Dégager l’horizon

par Gérard Leclerc

lundi 24 juillet 2017

La période d’été n’est pas seulement propice au repos et à la détente pour les plus favorisés. Elle peut donner l’occasion de faire du loisir l’espace d’une réflexion de plus longue haleine. Pourquoi n’en pas profiter pour réfléchir à notre condition de chrétiens dans la conjoncture actuelle ? L’année qui s’achève a été presque totalement consacrée aux compétitions électorales. Une nouvelle fois, nous avons constaté la difficulté d’une insertion directe dans un domaine qui a ses lois de fonctionnement et où les rapports de force et certaines pesanteurs de l’opinion entravent la traduction directe des convictions. Jusqu’où peuvent aller les compromis, alors que le non-négociable s’y oppose et semble condamner à la marginalité ? Simone Veil, dans son discours sur la dépénalisation de l’avortement, avait cité une formule abrupte de Montesquieu : « La nature des lois humaines est d’être soumise à tous les accidents qui arrivent et de varier à mesure que les volontés des hommes changent. Au contraire, la nature des lois de la religion est de ne varier jamais. Les lois humaines statuent sur le bien, la religion sur le meilleur. »

On pourrait trouver aussi des citations de saint Thomas d’Aquin sur le caractère contingent des lois civiles. Mais l’adaptation au changement des mœurs peut-elle aller jusqu’à des transgressions morales graves ? Un Jean-Claude Michéa, pourtant étranger à toute culture théologique, a mis en évidence les dangers d’une conception du moindre mal possible, qui finit par tuer toute conviction et toute finalité supérieure. Dans une certaine conception du libéralisme, qui n’était ni celle de Tocqueville, ni celle de Raymond Aron, la logique exclusive du marché tend la main au libertarisme sociétal.

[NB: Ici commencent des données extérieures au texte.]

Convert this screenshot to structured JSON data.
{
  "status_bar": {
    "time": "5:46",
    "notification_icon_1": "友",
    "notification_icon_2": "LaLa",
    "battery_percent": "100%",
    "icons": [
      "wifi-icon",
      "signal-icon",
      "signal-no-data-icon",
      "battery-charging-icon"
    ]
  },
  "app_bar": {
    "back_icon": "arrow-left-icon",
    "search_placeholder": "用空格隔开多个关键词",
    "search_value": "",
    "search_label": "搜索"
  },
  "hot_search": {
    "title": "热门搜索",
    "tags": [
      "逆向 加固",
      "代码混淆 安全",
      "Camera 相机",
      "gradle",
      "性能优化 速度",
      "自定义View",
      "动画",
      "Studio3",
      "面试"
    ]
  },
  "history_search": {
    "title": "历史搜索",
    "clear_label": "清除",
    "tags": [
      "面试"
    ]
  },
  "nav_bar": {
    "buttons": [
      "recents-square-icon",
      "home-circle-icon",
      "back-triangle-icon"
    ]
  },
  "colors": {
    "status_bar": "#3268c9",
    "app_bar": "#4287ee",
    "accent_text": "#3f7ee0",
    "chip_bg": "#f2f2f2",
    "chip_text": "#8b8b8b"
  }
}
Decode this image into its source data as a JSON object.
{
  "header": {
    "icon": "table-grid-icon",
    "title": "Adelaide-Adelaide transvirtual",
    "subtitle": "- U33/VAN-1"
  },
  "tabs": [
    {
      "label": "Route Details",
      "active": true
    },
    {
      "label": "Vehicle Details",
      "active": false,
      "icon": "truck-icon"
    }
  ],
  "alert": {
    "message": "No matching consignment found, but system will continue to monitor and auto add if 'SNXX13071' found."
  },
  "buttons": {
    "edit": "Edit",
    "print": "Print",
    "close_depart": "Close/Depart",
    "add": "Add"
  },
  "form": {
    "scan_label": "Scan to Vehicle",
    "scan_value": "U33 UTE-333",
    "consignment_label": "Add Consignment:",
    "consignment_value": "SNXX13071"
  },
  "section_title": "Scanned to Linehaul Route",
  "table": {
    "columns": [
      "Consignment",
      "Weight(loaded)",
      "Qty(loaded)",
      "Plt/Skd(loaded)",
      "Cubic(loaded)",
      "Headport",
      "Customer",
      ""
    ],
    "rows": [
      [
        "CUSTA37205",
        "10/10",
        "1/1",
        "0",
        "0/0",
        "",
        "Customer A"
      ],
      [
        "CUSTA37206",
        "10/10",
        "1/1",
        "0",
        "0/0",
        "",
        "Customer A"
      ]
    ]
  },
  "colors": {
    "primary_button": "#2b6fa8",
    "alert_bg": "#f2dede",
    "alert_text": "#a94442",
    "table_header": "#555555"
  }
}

Si Emmanuel Macron et sa majorité s’engageaient, par exemple, dans la légalisation de la PMA pour les couples de femmes, en suivant l’avis récent du Comité consultatif d’éthique, ils ne feraient que prolonger une tendance qui n’a cessé de se renforcer ces dernières décennies. Impossible pour nous d’accepter cette prétendue fatalité. Il est nécessaire de promouvoir dans les mois qui viennent un nouveau mouvement massif de réveil des consciences. Ce n’est nullement impossible. Il y faudra du courage, de la détermination, de l’imagination. Fort heureusement, il n’y a pas qu’un certain courant dominant, habile à revendiquer l’exclusivité de la modernité et du progressisme. Il y a aussi des courants qui s’opposent de plus en plus aux conformismes idéologiques. C’est notamment avec eux qu’il s’agira de réfléchir et d’agir pour dégager l’horizon et inventer les médiations nécessaires d’un tout autre projet de civilisation.